In Utah, Obama's use of executive power to protect the land drew condemnation from some Republicans
Congress could pass measures restricting or altering the designations
President Barack Obama moved Wednesday to preserve wide swaths of land in the American West, including a controversial designation making the Bears Ears area in Utah a national monument, pitting him against the state’s Republican governor and congressional delegation.
Obama said in a statement that the 1.35-million-acre Bears Ears monument, so called for its distinctive pair of buttes, would “protect some of the country’s most significant natural, cultural and archaeological resources, including important ancestral grounds for numerous tribes.”

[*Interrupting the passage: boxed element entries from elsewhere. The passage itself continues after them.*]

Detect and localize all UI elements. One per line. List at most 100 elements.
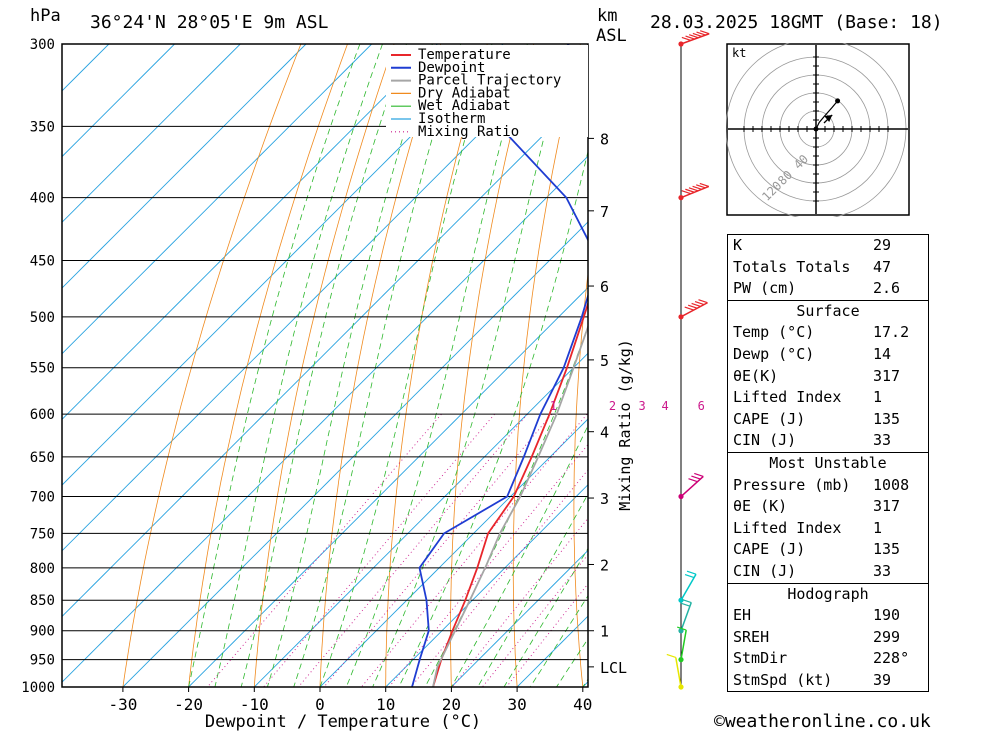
isotherm-line <box>516 615 588 687</box>
wet-adiabat-line <box>319 44 493 687</box>
x-tick-label: -30 <box>108 695 137 714</box>
wind-barb <box>680 33 710 45</box>
wind-barb-flag <box>688 478 698 483</box>
wind-barb-flag <box>684 574 695 579</box>
index-row: K 29 <box>728 235 928 257</box>
copyright-label: ©weatheronline.co.uk <box>714 711 931 732</box>
index-row: Lifted Index 1 <box>728 518 928 540</box>
x-axis-title: Dewpoint / Temperature (°C) <box>205 712 481 732</box>
index-value: 317 <box>873 366 901 385</box>
dry-adiabat-line <box>512 44 581 687</box>
index-value: 33 <box>873 431 892 450</box>
plot-frame <box>61 43 589 688</box>
most-unstable-title: Most Unstable <box>769 453 887 472</box>
km-tick-label: 3 <box>600 490 609 508</box>
index-key: K <box>733 236 743 254</box>
index-key: CAPE (J) <box>733 540 806 559</box>
index-row: PW (cm) 2.6 <box>728 278 928 300</box>
isotherm-line <box>319 418 588 687</box>
dry-adiabat-line <box>633 44 674 687</box>
wind-barb-flag <box>700 30 710 35</box>
wet-adiabat-line <box>503 547 588 687</box>
km-tick-label: 7 <box>600 203 609 221</box>
dry-adiabat-line <box>188 44 348 687</box>
wind-barb-flag <box>694 472 704 478</box>
legend-entry: Temperature <box>418 47 511 63</box>
indices-table: K 29 Totals Totals 47 PW (cm) 2.6 Surface Tem… <box>727 234 929 693</box>
wind-barb-flag <box>689 34 699 39</box>
wind-level-dot <box>678 657 684 663</box>
wind-barb-flag <box>698 299 708 304</box>
index-value: 39 <box>873 670 892 689</box>
index-row: CIN (J) 33 <box>728 430 928 452</box>
index-value: 29 <box>873 236 892 254</box>
km-tick-label: 1 <box>600 623 609 641</box>
wind-barb-flag <box>692 32 703 37</box>
x-tick-label: -20 <box>174 695 203 714</box>
km-tick-label: 2 <box>600 556 609 574</box>
isotherm-line <box>62 44 175 158</box>
mixing-ratio-label: 6 <box>698 399 705 413</box>
wet-adiabat-line <box>372 44 569 687</box>
wind-barb-flag <box>688 187 699 192</box>
wind-barb-flag <box>666 653 676 659</box>
wet-adiabat-line <box>556 638 588 687</box>
dewpoint-line <box>411 44 588 687</box>
index-row: CIN (J) 33 <box>728 561 928 583</box>
isotherm-line <box>62 44 438 421</box>
datetime-label: 28.03.2025 18GMT (Base: 18) <box>650 12 943 33</box>
wet-adiabat-line <box>529 594 588 687</box>
wind-barb-flag <box>682 598 692 604</box>
index-row: Dewp (°C) 14 <box>728 344 928 366</box>
isotherm-line <box>62 44 241 223</box>
index-row: θE(K) 317 <box>728 366 928 388</box>
index-value: 33 <box>873 561 892 580</box>
isotherm-line <box>62 89 588 618</box>
index-value: 17.2 <box>873 323 910 342</box>
index-key: CIN (J) <box>733 431 797 450</box>
pressure-tick-label: 600 <box>30 407 55 423</box>
wind-barb-flag <box>692 185 702 190</box>
dry-adiabat-line <box>690 44 720 687</box>
index-row: CAPE (J) 135 <box>728 409 928 431</box>
index-value: 317 <box>873 497 901 516</box>
index-value: 190 <box>873 606 901 625</box>
index-key: SREH <box>733 627 770 646</box>
isotherm-line <box>451 549 588 687</box>
isotherm-line <box>62 44 570 552</box>
isobar-lines <box>62 43 588 688</box>
wind-barb-flag <box>687 304 698 309</box>
mixing-ratio-line <box>451 517 588 687</box>
wet-adiabat-line <box>345 44 528 687</box>
hodograph-end-dot <box>835 98 841 104</box>
wind-level-dot <box>678 41 684 47</box>
wind-barb-flag <box>684 306 694 311</box>
km-tick-label: 4 <box>600 424 609 442</box>
index-value: 135 <box>873 540 901 559</box>
background-lines <box>62 44 720 687</box>
wind-barb <box>680 629 687 660</box>
index-key: Totals Totals <box>733 257 851 276</box>
index-row: θE (K) 317 <box>728 496 928 518</box>
wind-level-dot <box>678 628 684 634</box>
wind-barb <box>680 602 692 631</box>
km-tick-label: 5 <box>600 352 609 370</box>
mixing-ratio-label: 3 <box>638 399 645 413</box>
wet-adiabat-line <box>240 44 407 687</box>
axes: 3003504004505005506006507007508008509009… <box>21 37 705 732</box>
index-row: StmDir 228° <box>728 648 928 670</box>
mixing-ratio-axis-title: Mixing Ratio (g/kg) <box>616 339 634 511</box>
hodograph-title: Hodograph <box>787 584 869 603</box>
wind-barb <box>680 573 697 601</box>
km-asl-label: ASL <box>596 26 627 46</box>
index-value: 1 <box>873 518 883 537</box>
index-value: 1008 <box>873 475 910 494</box>
index-value: 135 <box>873 409 901 428</box>
index-key: CAPE (J) <box>733 409 806 428</box>
pressure-tick-label: 850 <box>30 593 55 609</box>
wet-adiabat-line <box>188 44 361 687</box>
wind-barb-flag <box>685 188 695 193</box>
pressure-tick-label: 700 <box>30 490 55 506</box>
pressure-tick-label: 950 <box>30 653 55 669</box>
wet-adiabat-line <box>477 493 588 687</box>
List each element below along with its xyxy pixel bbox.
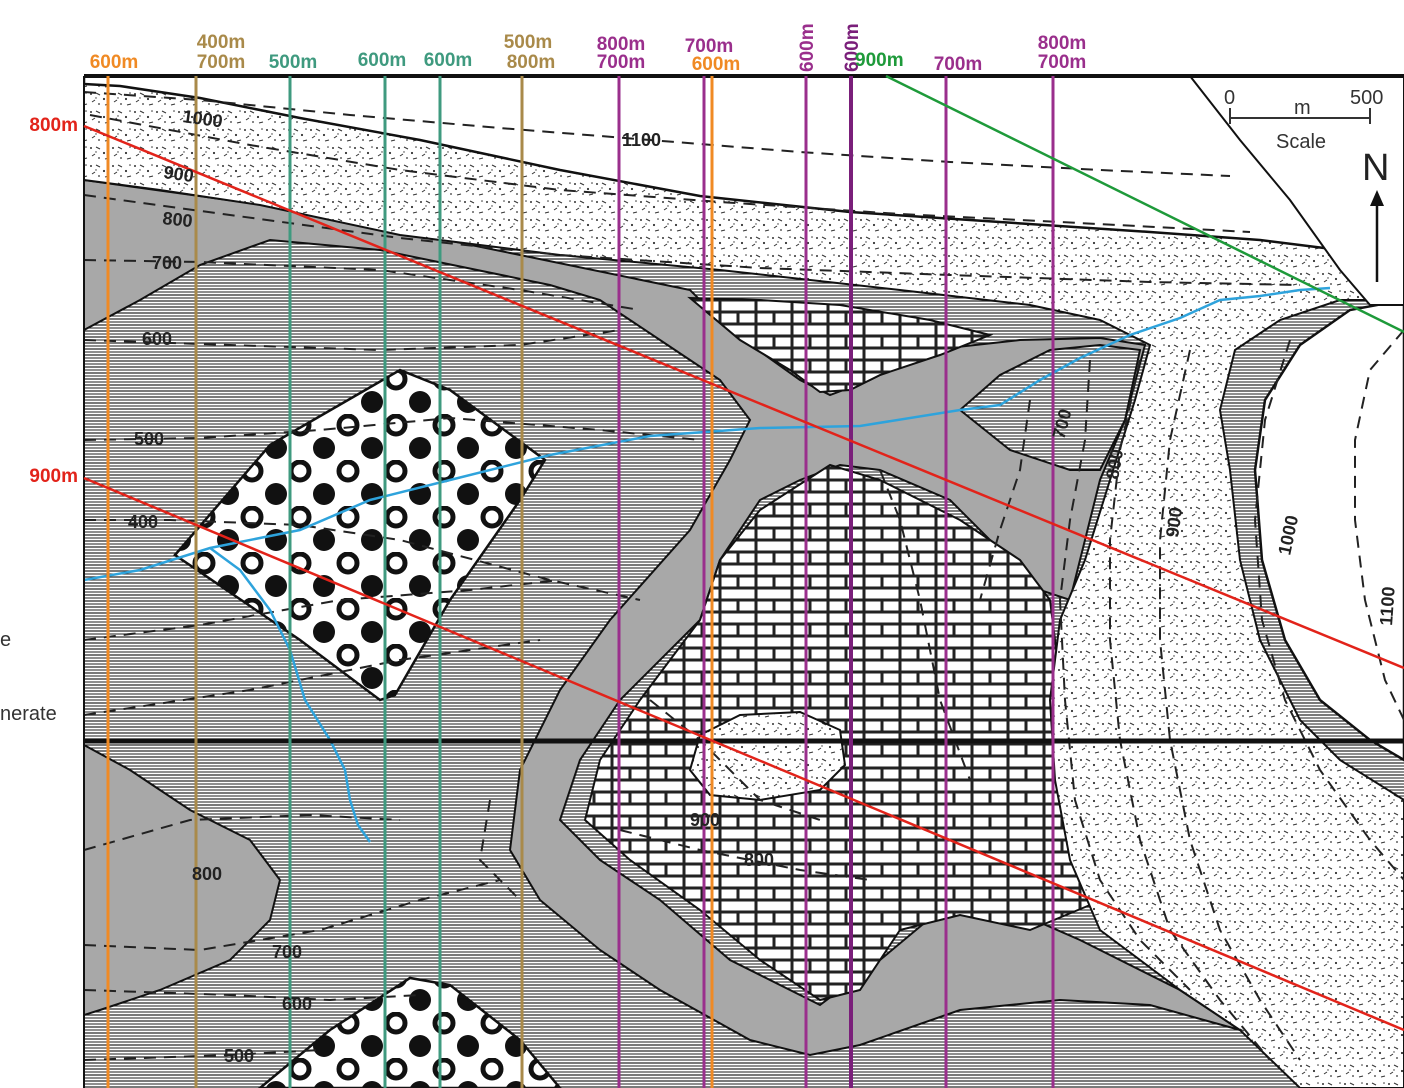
contour-label: 700 (272, 942, 302, 962)
contour-value-labels: 1000 1100 900 800 700 600 500 400 800 70… (128, 106, 1399, 1066)
section-header-label: 800m (507, 52, 556, 73)
section-header-label: 600m (797, 23, 818, 72)
section-header-label: 700m (1038, 52, 1087, 73)
section-header-label: 600m (90, 52, 139, 73)
contour-label: 600 (282, 994, 312, 1014)
contour-label: 400 (128, 512, 158, 532)
contour-label: 900 (690, 810, 720, 830)
section-header-label: 400m (197, 32, 246, 53)
scale-unit: m (1294, 97, 1311, 119)
section-header-label: 600m (842, 23, 863, 72)
section-header-label: 600m (358, 50, 407, 71)
section-header-label: 800m (597, 34, 646, 55)
section-header-label: 700m (597, 52, 646, 73)
section-header-label: 700m (197, 52, 246, 73)
scale-caption: Scale (1276, 131, 1326, 153)
vertical-section-lines (106, 76, 1055, 1088)
scale-end: 500 (1350, 87, 1383, 109)
contour-label: 700 (152, 253, 182, 273)
contour-label: 600 (142, 329, 172, 349)
limestone-body (583, 463, 1102, 1002)
section-header-label: 900m (855, 50, 904, 71)
section-header-label: 500m (269, 52, 318, 73)
ne-wedge (1188, 76, 1404, 306)
contour-label: 800 (192, 864, 222, 884)
circle-body-south (258, 976, 562, 1088)
diagonal-section-line (83, 124, 1404, 670)
contour-label: 800 (744, 850, 774, 870)
scale-bar: 0 m 500 Scale (1224, 87, 1383, 153)
scale-start: 0 (1224, 87, 1235, 109)
contour-label: 500 (134, 429, 164, 449)
legend-fragment: e (0, 629, 11, 651)
contour-label: 1100 (1376, 586, 1399, 626)
diagonal-section-line (83, 476, 1404, 1032)
north-label: N (1362, 147, 1389, 189)
section-header-label: 700m (685, 36, 734, 57)
stream-line (84, 286, 1331, 582)
section-header-label: 600m (424, 50, 473, 71)
section-header-label: 600m (692, 54, 741, 75)
white-core-east (1253, 298, 1404, 762)
circle-body-west (173, 368, 547, 702)
contour-label: 500 (224, 1046, 254, 1066)
contour-label: 900 (162, 162, 195, 186)
contour-label: 900 (1162, 506, 1186, 539)
legend-fragment: nerate (0, 703, 57, 725)
map-body (84, 76, 1404, 1088)
section-header-label: 700m (934, 54, 983, 75)
north-arrow-icon: N (1362, 147, 1389, 282)
diagonal-section-line (885, 74, 1404, 334)
section-header-label: 500m (504, 32, 553, 53)
conglomerate-belt (84, 76, 1404, 1088)
limestone-body-right (958, 343, 1142, 471)
limestone-body-upper (687, 296, 994, 394)
diagonal-label-900m: 900m (29, 466, 78, 487)
stream-branch (209, 546, 372, 843)
diagonal-label-800m: 800m (29, 115, 78, 136)
section-header-label: 800m (1038, 33, 1087, 54)
contour-label: 800 (162, 208, 194, 231)
contour-label: 1100 (622, 130, 661, 150)
diagonal-section-lines (83, 74, 1404, 1032)
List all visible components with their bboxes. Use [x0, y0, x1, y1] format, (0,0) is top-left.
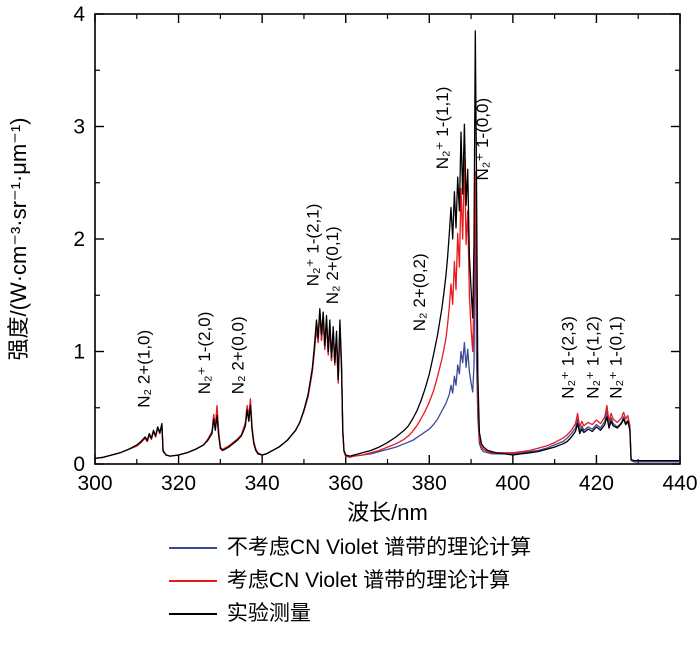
band-annotation: N₂⁺ 1-(2,3)	[558, 316, 577, 399]
legend-label: 不考虑CN Violet 谱带的理论计算	[226, 536, 532, 559]
band-annotation: N₂ 2+(0,1)	[323, 226, 342, 304]
band-annotation: N₂⁺ 1-(2,1)	[304, 204, 323, 287]
x-tick-label: 360	[328, 472, 363, 495]
x-tick-label: 420	[579, 472, 614, 495]
band-annotation: N₂⁺ 1-(0,1)	[607, 316, 626, 399]
x-tick-label: 340	[245, 472, 280, 495]
x-tick-label: 380	[412, 472, 447, 495]
legend: 不考虑CN Violet 谱带的理论计算 考虑CN Violet 谱带的理论计算实…	[168, 534, 532, 627]
y-tick-label: 4	[73, 3, 85, 26]
x-tick-label: 400	[495, 472, 530, 495]
y-axis-title: 强度/(W·cm⁻³·sr⁻¹·μm⁻¹)	[6, 118, 31, 361]
y-tick-label: 3	[73, 116, 85, 139]
legend-label: 实验测量	[226, 602, 311, 625]
x-tick-label: 440	[662, 472, 697, 495]
band-annotation: N₂ 2+(0,2)	[410, 253, 429, 331]
legend-line-sample	[168, 546, 217, 549]
band-annotation: N₂⁺ 1-(1,2)	[584, 316, 603, 399]
series-line-2	[94, 30, 680, 462]
legend-item-2: 实验测量	[168, 600, 531, 627]
legend-item-0: 不考虑CN Violet 谱带的理论计算	[168, 534, 532, 561]
band-annotation: N₂ 2+(1,0)	[134, 330, 153, 408]
legend-item-1: 考虑CN Violet 谱带的理论计算	[168, 567, 531, 594]
band-annotation: N₂⁺ 1-(0,0)	[473, 98, 492, 181]
y-tick-label: 1	[73, 341, 85, 364]
band-annotation: N₂ 2+(0,0)	[228, 316, 247, 394]
series-line-1	[94, 157, 680, 462]
y-tick-label: 2	[73, 228, 85, 251]
legend-line-sample	[168, 612, 217, 615]
x-tick-label: 320	[161, 472, 196, 495]
spectrum-chart: 300 320 340 360 380 400 420 440 0 1 2 3 4 N₂ 2+(1,0) N…	[6, 3, 698, 525]
legend-line-sample	[168, 579, 217, 582]
legend-label: 考虑CN Violet 谱带的理论计算	[226, 569, 511, 592]
x-axis-title: 波长/nm	[347, 500, 428, 525]
y-tick-label: 0	[73, 453, 85, 476]
x-tick-label: 300	[77, 472, 112, 495]
band-annotation: N₂⁺ 1-(1,1)	[433, 87, 452, 170]
band-annotation: N₂⁺ 1-(2,0)	[195, 312, 214, 395]
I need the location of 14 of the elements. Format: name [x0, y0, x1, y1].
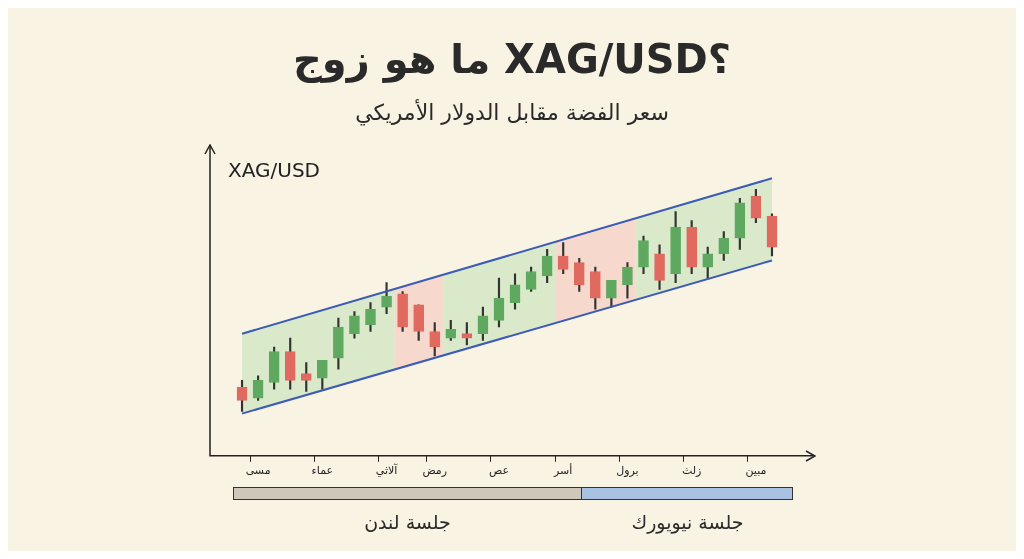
text: جلسة نيويورك [630, 511, 745, 533]
x-tick-label: آلاثي [375, 463, 399, 478]
x-tick-label: عماء [311, 464, 334, 478]
chart-title: ما هو زوج XAG/USD؟ [292, 36, 732, 82]
x-tick-label: برول [616, 464, 639, 478]
x-tick-label: رمض [422, 464, 448, 478]
x-tick-label: عص [488, 464, 509, 478]
x-tick-label: مبين [745, 464, 767, 478]
x-tick-label: زلث [681, 464, 702, 478]
text: جلسة لندن [363, 511, 452, 533]
x-tick-label: مسى [245, 464, 271, 478]
y-axis-title: XAG/USD [228, 158, 321, 183]
x-tick-label: أسر [553, 463, 573, 478]
chart-subtitle: سعر الفضة مقابل الدولار الأمريكي [354, 100, 670, 125]
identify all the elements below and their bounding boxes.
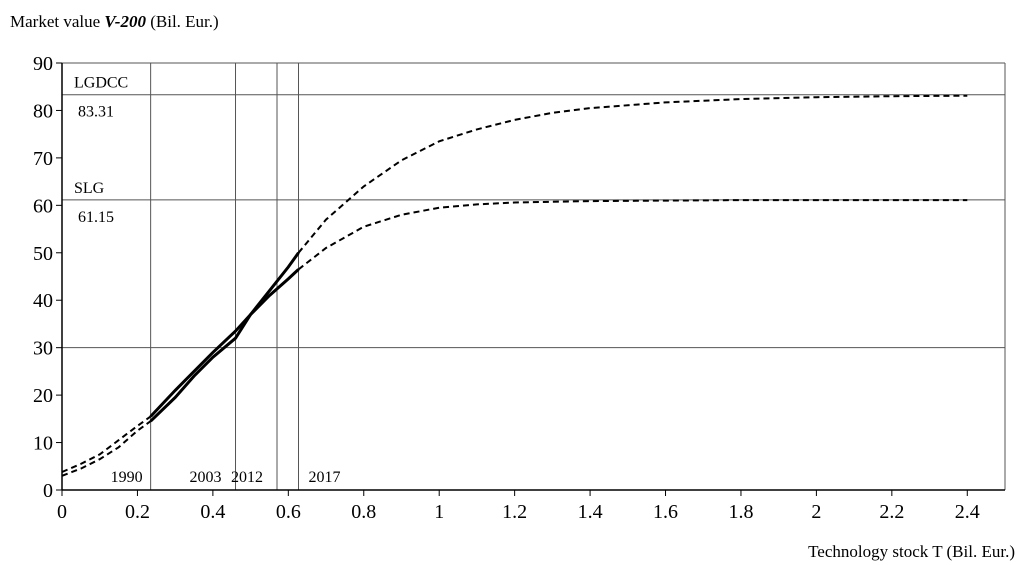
y-tick-label: 0 [43, 480, 53, 502]
x-tick-label: 1.4 [578, 501, 603, 523]
y-tick-label: 20 [33, 385, 53, 407]
x-tick-label: 0.2 [125, 501, 150, 523]
x-tick-label: 1.8 [728, 501, 753, 523]
asymptote-label: SLG [74, 180, 105, 197]
x-tick-label: 1.6 [653, 501, 678, 523]
x-tick-label: 0 [57, 501, 67, 523]
x-axis-label: Technology stock T (Bil. Eur.) [808, 542, 1015, 561]
year-marker-label: 2003 [190, 469, 222, 486]
annotations: LGDCC 83.31 SLG 61.15 1990 2003 2012 2017 [74, 75, 341, 486]
grid [62, 62, 1006, 490]
year-marker-label: 2012 [231, 469, 263, 486]
x-tick-label: 0.6 [276, 501, 301, 523]
x-tick-label: 1 [434, 501, 444, 523]
x-tick-label: 2.4 [955, 501, 980, 523]
asymptote-value-label: 61.15 [78, 209, 114, 226]
x-tick-label: 1.2 [502, 501, 527, 523]
y-tick-label: 90 [33, 53, 53, 75]
y-tick-label: 60 [33, 195, 53, 217]
year-marker-label: 1990 [111, 469, 143, 486]
asymptote-label: LGDCC [74, 75, 128, 92]
y-tick-label: 10 [33, 433, 53, 455]
series-line-dashed [61, 420, 152, 477]
axes: 0 10 20 30 40 50 60 70 80 90 0 0.2 0.4 0.6 0.8 1 1.2 1.4 1… [33, 53, 1005, 523]
asymptote-value-label: 83.31 [78, 104, 114, 121]
series-line-dashed [297, 94, 968, 254]
year-marker-label: 2017 [309, 469, 341, 486]
series-line-solid [149, 251, 300, 423]
y-axis-label: Market value V-200 (Bil. Eur.) [10, 12, 219, 31]
series-line-solid [149, 268, 300, 418]
x-tick-label: 0.4 [200, 501, 225, 523]
y-tick-label: 80 [33, 100, 53, 122]
y-tick-label: 50 [33, 243, 53, 265]
y-tick-label: 30 [33, 338, 53, 360]
x-tick-label: 0.8 [351, 501, 376, 523]
series-line-dashed [61, 415, 152, 473]
y-tick-label: 40 [33, 290, 53, 312]
series-line-dashed [297, 199, 968, 271]
curves [61, 94, 968, 477]
y-tick-label: 70 [33, 148, 53, 170]
x-tick-label: 2.2 [879, 501, 904, 523]
x-tick-label: 2 [811, 501, 821, 523]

A second national monument in Nevada, Gold Butte, preserves 300,000 acres on the outskirts of Las Vegas.
“Today’s actions will help protect this cultural legacy and will ensure that future generations are able to enjoy and appreciate these scenic and historic landscapes,” Obama said.
In Utah, the prospect of Obama using his executive power to protect the land drew condemnation from some Republicans and lands-rights activists, who have argued that cutting the land off from development could be economically damaging to the state.
“The midnight move is a slap in the face to the people of Utah, attempting to silencing the voices of those who will bear the heavy burden it imposes,” said Rep. Jason Chaffetz, a Republican from Utah.
He said Republicans “look forward to working with President-elect Trump to follow through on his commitment to repeal midnight regulations. We will work to repeal this top-down decision and replace it with one that garners local support and creates a balanced, win-win solution.”
The White House, however, said Wednesday that the mechanism Obama was using to designate the new monuments, the Antiquities Act of 1906, doesn’t provide a way to reverse a previous president’s actions.
They acknowledged, however, that Congress could pass measures restricting or altering the designations.